Product Version: 5.7

Resolution

Root Cause

When doing recovery, a replica will ping its leader first. But if the “ping” takes more than a second, then the replica will think the “ping” failed and retry the “ping”. That’s the reason we can get many “failed to connect leader” errors in solr logs. Please also refer to SOLR-13532 for more information.


Why does the ping take more than a second to finish? Well, when the leader receives the ping request, it will do a query like “q=*:*&rows=10”. If we have too many docs in this leader, then it can take more than one second to finish the query. For more information, refer to the workaround below.


Workaround:

Add the following request handler “admin/ping” into solrconfig.xml to change the behavior of the ping. The default behavior of the ping is to conduct the query “q=*:*&rows=10”. We can change it to just return “status”:

<requestHandler name="/admin/ping" class="solr.PingRequestHandler">
   <lst name="defaults">
     <str name="action">status</str>
   </lst>
   <str name="healthcheckFile">server-enabled.txt</str>
</requestHandler>

Note: The request handler should be placed in the <config> </config> with the solrconfig.xml. If it is outside the config, it will not work. 

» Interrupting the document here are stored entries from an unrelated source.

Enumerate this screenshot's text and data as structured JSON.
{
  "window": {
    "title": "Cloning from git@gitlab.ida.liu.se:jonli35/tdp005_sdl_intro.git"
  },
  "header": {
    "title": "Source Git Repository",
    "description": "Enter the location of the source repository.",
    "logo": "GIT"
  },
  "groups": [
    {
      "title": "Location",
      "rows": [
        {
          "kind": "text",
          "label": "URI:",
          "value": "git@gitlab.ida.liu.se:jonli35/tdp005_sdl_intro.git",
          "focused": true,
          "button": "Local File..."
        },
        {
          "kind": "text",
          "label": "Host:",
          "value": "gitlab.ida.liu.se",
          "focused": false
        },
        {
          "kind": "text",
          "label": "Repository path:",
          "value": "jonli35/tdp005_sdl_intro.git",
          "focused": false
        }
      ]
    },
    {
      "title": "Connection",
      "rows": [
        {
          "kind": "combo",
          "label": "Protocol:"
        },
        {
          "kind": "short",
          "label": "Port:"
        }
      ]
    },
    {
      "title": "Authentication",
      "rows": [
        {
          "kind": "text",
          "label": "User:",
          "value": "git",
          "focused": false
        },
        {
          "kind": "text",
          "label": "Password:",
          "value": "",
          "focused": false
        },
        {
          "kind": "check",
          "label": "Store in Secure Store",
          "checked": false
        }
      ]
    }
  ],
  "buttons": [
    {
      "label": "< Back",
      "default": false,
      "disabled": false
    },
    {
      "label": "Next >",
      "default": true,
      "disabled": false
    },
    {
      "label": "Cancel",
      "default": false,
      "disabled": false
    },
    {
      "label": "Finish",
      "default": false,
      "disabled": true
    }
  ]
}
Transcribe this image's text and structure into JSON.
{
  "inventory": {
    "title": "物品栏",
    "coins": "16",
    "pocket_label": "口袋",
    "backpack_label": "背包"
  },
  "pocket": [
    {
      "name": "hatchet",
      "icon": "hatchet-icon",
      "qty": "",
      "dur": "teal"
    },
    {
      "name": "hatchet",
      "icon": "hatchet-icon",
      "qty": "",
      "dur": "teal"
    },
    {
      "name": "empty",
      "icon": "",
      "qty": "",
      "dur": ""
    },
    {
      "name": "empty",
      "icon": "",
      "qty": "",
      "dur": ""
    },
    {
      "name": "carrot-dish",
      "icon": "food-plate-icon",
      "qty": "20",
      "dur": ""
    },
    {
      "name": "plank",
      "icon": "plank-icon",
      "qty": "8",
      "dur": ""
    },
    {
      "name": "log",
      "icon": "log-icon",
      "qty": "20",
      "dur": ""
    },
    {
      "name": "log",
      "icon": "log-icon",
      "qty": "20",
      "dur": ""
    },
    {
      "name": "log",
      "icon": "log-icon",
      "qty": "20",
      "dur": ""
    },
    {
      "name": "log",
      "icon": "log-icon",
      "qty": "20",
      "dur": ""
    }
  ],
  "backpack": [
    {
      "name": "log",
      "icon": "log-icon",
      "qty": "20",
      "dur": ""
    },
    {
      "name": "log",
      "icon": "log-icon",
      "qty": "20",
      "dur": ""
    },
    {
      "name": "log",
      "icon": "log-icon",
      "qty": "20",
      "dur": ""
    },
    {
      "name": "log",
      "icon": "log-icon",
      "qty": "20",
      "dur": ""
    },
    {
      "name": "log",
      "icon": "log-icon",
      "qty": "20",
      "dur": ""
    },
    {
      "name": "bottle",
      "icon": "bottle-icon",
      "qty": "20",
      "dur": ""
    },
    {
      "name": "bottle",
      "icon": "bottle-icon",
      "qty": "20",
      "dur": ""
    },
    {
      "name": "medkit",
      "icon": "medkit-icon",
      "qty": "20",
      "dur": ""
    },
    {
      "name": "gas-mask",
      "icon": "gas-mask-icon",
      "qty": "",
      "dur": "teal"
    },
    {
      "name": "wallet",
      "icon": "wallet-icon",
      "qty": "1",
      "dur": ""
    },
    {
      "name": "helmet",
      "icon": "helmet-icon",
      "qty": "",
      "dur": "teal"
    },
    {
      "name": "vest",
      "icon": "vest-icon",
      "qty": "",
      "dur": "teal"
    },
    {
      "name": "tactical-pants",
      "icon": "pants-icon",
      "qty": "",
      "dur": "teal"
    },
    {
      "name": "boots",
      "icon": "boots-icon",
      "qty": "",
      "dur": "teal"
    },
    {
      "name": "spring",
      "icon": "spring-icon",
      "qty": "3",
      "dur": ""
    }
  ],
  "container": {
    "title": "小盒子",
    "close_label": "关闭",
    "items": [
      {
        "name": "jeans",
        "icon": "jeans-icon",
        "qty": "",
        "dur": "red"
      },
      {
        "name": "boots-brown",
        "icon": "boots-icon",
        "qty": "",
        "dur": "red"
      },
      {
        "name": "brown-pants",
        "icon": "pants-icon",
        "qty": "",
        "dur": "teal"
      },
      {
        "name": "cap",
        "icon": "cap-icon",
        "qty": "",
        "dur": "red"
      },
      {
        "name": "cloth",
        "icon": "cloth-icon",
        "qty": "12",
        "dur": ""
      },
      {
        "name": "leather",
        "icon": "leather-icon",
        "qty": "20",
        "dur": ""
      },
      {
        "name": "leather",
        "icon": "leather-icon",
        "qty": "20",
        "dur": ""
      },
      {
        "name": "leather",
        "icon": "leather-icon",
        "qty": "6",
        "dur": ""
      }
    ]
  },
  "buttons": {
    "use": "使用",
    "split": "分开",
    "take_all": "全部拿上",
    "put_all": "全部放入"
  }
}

This will need to be applied for each of the indexes that has replicas down; it can be achieved with the following command:

gptext-config edit -i pivotal.dbo.product_participants -e vim -f solrconfig.xml

and 

gptext-config edit -i pivotal.dbo.product_participants -e vim -f solrconfig.xml


Run a gptext-recover -f to recover the cluster once the above change has been applied:

gptext-recover -f

Note: Please reverse this change once the recovery completes. This is a known issue with Solr and has been fixed in the latest release of GPText.